I was as nervous and as excited as I have ever been in my life… I did an impression right in front of him.”

Piscopo begins singing; “I don’t stand a ghost of a chance with you…”

Continuing with the story, he describes Sinatra’s reaction.

“He nodded the way he did, with the eyebrows…After, I asked him, “Can I call you Frank?”

Without missing a beat, Sinatra deadpans, “No.”

“The whole room broke out…he was a funny guy.”

He brings that love of the old man to his musical performance in his jazz, comedy show. He also plays drums, guitar, piano and flute, and claims no formal training, just a knack for it.

He says that he’s impressed that the younger generations that come to see him perform know Sinatra’s music.

“I emulate him and try to be true to the music…you can never be the old man… he was the greatest of all time.”

His love of Sinatra is as obvious as his love for their shared home state of New Jersey. He is active in a charity to help local kids called the Positive Impact Foundation.

As for kids, he loves being a dad, and would love to have more.

“It’s the greatest thing in the world. I was born to be a dad. I take it so seriously… I live for it…my goal is to be the Anthony Quinn of New Jersey…to have a child at every exit,” he laughs.

One thing his fans may not know about him, but keeping in mind how political SNL could be is that he is very interested in politics, and community.
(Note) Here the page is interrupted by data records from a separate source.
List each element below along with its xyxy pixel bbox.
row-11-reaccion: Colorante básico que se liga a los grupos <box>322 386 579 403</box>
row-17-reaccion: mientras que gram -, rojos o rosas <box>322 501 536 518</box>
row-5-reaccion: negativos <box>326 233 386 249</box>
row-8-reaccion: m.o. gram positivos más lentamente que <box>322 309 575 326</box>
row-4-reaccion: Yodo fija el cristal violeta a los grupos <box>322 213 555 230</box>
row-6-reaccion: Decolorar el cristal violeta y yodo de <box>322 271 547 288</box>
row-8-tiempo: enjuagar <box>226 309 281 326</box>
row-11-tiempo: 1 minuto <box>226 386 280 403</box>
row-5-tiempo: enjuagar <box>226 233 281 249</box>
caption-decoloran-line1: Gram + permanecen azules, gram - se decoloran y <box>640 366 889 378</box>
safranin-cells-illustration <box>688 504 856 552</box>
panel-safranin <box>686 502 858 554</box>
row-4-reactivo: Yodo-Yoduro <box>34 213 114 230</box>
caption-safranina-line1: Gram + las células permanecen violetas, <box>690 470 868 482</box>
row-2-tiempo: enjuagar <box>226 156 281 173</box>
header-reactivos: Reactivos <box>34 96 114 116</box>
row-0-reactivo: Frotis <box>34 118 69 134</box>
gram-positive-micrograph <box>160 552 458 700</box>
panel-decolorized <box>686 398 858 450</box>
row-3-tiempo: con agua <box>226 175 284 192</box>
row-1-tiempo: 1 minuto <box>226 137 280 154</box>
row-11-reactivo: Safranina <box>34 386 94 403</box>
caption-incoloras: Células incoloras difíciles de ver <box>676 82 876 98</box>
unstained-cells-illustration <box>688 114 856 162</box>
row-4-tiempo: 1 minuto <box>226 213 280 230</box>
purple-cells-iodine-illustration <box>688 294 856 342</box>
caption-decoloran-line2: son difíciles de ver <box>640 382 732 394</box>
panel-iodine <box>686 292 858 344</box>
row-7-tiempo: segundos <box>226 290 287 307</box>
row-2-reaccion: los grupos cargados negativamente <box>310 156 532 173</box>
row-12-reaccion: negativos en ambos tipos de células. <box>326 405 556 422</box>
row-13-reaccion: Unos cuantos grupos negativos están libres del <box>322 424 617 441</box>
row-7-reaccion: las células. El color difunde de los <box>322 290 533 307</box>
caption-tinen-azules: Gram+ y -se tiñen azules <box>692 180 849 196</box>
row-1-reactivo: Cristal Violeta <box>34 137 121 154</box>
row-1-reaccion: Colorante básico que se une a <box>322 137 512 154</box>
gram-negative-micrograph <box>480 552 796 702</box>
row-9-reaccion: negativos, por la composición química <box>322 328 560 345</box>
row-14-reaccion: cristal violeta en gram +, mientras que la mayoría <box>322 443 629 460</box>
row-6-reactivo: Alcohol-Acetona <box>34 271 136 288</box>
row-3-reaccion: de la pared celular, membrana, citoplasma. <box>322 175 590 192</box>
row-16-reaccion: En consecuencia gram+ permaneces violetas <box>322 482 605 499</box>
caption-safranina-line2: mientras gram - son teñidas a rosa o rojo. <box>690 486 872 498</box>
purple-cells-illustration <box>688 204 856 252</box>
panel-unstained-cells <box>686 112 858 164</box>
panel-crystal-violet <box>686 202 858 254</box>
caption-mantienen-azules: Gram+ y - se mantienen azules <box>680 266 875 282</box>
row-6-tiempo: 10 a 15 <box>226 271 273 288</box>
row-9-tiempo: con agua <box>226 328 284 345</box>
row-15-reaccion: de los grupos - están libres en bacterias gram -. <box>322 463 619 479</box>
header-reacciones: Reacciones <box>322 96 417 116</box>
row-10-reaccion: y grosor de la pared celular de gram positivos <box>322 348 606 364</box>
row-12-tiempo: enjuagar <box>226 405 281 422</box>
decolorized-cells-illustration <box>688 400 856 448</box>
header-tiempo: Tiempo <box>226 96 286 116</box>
In 2004 when New Jersey Governor, James McGreevey revealed that he was gay and resigned, Piscopo had serious thoughts of running.

Although he counts himself a Democrat he is very conservative and thinks in very non-partisan terms, not being afraid to say that he would back some republican candidates that he likes, such as Senator John McCain and former New York Mayor, Rudolph Giuliani.
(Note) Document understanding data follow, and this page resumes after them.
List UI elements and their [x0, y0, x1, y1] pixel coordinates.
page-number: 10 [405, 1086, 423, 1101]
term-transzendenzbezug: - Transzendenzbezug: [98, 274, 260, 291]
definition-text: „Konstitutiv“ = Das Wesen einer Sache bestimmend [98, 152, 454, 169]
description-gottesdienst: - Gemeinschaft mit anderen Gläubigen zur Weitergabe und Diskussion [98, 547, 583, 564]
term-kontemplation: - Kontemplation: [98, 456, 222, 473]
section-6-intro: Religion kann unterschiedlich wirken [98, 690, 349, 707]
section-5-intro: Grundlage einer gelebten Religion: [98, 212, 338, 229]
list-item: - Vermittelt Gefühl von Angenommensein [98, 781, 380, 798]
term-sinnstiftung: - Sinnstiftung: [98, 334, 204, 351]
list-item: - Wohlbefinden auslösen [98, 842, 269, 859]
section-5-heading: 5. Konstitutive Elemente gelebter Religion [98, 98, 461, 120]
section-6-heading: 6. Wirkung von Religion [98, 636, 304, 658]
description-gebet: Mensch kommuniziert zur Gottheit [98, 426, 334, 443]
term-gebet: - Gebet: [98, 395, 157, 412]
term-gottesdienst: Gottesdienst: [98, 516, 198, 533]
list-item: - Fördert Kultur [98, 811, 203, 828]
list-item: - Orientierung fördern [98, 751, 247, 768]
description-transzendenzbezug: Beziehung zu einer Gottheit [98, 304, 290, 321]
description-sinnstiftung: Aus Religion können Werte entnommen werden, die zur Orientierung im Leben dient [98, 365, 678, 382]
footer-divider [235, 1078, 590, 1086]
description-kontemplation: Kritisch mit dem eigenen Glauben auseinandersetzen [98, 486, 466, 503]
“We have to be independent… there’s no one individual, one party, that really speaks for the masses.”

Piscopo talked about the importance of taking part, of giving back to the communities of which we come from, to make them stronger.

He also is also going to film a new movie written by Norman Steinberg, whose writing credits include My Favorite Year, Blazing Saddles, and two that Piscopo was in; Wise Guys and Johnny Dangerously, captures this thought of giving. Piscopo teases it.

“The movie, Joey Benefit, is about a guy who can’t say no to a charity…if you got a charity, I got a tuxedo.”

Piscopo says that he’s getting around to doing projects that he should have done years ago, although he sounds like any other working Joe, crazy, busy, trying to balance career and family and make it all work. But a working Joe that loves what he does and still thinks about what’s left to do.

“I have fun and entertain… if you make people happy, make people laugh that’s a pretty darn good job.”